Retirement is not a destroy — either the instance is already gone or the host powered it off. We just stop counting the row toward the model's replica total. The autoscaler's existing min_replicas=1 floor on base models picks up the slack on its next tick and rents a fresh instance.

Admin endpoints (M31)

  • GET /api/admin/autoscaler — overview now includes a node_lifecycle array with one entry per active Vast-backed node: {name, current_model, expires_at, seconds_until_expiry, powered_off_at, ...}. The admin dashboard renders the expiration countdown directly from these fields.
  • POST /api/admin/autoscaler/lifecycle-sweep — forces an immediate sweep instead of waiting for the next 5-min tick. Useful right after adding a new base model so the countdown shows up in the UI without delay.

Configuration

  • GPU_LIFECYCLE_POLL_INTERVAL_SECONDS (default 300) — sweep interval. Hard-floored to 30 seconds.
  • GPU_POWER_OFF_GRACE_SECONDS (default 600) — how long an instance may stay non-running before we retire its row. Hard-floored to 60.
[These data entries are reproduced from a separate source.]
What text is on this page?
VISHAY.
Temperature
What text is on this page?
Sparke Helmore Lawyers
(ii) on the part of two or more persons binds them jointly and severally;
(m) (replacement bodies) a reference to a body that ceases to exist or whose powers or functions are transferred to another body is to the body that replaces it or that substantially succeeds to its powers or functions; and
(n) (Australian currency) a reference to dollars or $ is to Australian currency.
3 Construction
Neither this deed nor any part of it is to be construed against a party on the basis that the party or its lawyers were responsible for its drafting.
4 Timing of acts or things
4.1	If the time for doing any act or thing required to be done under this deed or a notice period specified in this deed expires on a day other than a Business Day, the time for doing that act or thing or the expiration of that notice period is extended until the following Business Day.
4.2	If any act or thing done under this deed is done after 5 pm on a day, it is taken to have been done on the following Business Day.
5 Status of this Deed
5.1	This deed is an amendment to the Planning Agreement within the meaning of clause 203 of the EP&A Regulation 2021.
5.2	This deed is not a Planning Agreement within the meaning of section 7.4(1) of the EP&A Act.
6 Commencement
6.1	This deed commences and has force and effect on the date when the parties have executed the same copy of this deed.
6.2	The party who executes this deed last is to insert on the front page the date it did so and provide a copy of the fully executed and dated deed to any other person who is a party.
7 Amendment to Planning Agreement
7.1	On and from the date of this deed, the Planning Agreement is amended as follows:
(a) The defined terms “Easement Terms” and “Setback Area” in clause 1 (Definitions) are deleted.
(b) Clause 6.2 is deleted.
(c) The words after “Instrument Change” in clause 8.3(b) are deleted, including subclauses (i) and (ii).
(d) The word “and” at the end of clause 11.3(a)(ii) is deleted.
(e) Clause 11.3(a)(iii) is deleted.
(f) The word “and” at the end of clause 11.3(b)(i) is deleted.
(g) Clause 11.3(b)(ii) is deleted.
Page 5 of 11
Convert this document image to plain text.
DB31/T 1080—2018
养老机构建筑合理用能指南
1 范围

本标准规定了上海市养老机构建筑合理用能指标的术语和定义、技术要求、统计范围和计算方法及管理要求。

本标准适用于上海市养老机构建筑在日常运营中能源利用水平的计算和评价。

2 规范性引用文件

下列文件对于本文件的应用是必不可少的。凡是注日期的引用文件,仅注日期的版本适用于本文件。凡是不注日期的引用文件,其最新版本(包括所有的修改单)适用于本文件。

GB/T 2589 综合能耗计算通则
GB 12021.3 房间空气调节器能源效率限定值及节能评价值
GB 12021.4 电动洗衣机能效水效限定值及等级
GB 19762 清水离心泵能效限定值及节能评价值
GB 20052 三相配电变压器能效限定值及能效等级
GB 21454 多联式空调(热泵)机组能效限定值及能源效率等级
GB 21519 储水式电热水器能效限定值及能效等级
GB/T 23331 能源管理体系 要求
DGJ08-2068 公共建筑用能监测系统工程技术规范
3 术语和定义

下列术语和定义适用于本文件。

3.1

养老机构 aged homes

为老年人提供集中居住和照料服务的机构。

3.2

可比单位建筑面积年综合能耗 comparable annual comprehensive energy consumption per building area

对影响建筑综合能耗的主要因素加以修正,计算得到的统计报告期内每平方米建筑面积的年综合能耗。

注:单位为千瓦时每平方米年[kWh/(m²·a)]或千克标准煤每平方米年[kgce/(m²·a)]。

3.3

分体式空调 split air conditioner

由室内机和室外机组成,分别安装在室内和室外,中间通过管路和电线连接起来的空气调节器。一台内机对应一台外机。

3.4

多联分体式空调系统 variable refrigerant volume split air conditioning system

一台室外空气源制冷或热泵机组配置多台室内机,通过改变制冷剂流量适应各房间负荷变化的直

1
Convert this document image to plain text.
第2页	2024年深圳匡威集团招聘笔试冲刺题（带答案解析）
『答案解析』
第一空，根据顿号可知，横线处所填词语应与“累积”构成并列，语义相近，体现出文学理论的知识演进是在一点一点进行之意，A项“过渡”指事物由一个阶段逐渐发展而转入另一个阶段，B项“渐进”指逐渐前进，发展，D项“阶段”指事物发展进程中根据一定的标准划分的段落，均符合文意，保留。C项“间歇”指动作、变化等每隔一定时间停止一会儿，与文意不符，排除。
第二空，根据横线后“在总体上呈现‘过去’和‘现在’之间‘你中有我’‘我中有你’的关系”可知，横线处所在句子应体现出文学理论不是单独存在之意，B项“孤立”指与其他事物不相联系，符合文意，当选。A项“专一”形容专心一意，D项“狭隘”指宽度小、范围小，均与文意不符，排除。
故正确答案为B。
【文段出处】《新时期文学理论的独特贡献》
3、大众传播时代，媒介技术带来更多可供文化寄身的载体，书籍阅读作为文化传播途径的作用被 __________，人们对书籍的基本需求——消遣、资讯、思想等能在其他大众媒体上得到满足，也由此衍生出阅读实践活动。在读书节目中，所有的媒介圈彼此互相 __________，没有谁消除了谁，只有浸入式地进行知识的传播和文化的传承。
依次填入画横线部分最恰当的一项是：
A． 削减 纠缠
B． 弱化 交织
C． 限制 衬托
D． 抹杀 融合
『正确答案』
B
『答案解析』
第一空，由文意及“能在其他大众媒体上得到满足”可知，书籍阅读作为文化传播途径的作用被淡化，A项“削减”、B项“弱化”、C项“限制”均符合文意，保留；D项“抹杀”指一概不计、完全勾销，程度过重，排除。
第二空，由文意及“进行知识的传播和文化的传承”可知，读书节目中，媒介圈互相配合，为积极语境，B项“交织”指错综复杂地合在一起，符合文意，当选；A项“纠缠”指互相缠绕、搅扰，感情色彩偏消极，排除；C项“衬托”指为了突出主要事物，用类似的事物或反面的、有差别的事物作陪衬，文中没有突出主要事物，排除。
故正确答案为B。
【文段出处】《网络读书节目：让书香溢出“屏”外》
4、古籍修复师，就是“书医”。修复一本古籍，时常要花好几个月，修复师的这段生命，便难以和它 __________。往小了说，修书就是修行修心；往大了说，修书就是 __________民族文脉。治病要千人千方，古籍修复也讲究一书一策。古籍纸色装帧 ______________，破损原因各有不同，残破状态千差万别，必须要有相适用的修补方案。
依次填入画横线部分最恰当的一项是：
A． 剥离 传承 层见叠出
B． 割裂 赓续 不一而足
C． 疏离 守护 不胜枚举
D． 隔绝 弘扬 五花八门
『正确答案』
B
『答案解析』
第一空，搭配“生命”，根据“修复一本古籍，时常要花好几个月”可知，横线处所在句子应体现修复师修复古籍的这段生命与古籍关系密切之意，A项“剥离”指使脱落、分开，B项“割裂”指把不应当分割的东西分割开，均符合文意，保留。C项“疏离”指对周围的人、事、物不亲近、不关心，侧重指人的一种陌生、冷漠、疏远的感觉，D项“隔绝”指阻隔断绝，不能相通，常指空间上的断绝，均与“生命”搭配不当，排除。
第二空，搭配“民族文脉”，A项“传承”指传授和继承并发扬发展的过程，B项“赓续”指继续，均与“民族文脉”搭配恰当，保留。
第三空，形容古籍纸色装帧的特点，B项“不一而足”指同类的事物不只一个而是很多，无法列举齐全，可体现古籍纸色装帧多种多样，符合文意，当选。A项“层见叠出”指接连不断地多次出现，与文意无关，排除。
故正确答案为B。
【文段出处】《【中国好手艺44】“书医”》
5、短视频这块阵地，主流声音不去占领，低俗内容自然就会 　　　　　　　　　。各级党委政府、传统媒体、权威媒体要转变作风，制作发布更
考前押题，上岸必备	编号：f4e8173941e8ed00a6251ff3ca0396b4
Base models — min_replicas=1 contract

For models flagged as "base" we set min_replicas=1 in seed.py:

  • privaterouter/qwen3 (general)
  • privaterouter/qwen3-coder (code)
  • privaterouter/gpt-oss-120b (flagship reasoning)

The autoscaler decision logic guards scale_down behind current_replicas > snap.min_replicas, so these can never be scaled below 1 replica via traffic-driven decisions. When the lifecycle poller retires their node (expiry / power-off / 404), the autoscaler immediately re-rents on the next agent tick to honor the floor.

This is the only mechanism that protects base models from going offline. If you want a model to always have a warm replica, give it min_replicas=1. If you want it to scale to zero when idle, give it min_replicas=0 — but then expect cold-starts on first traffic.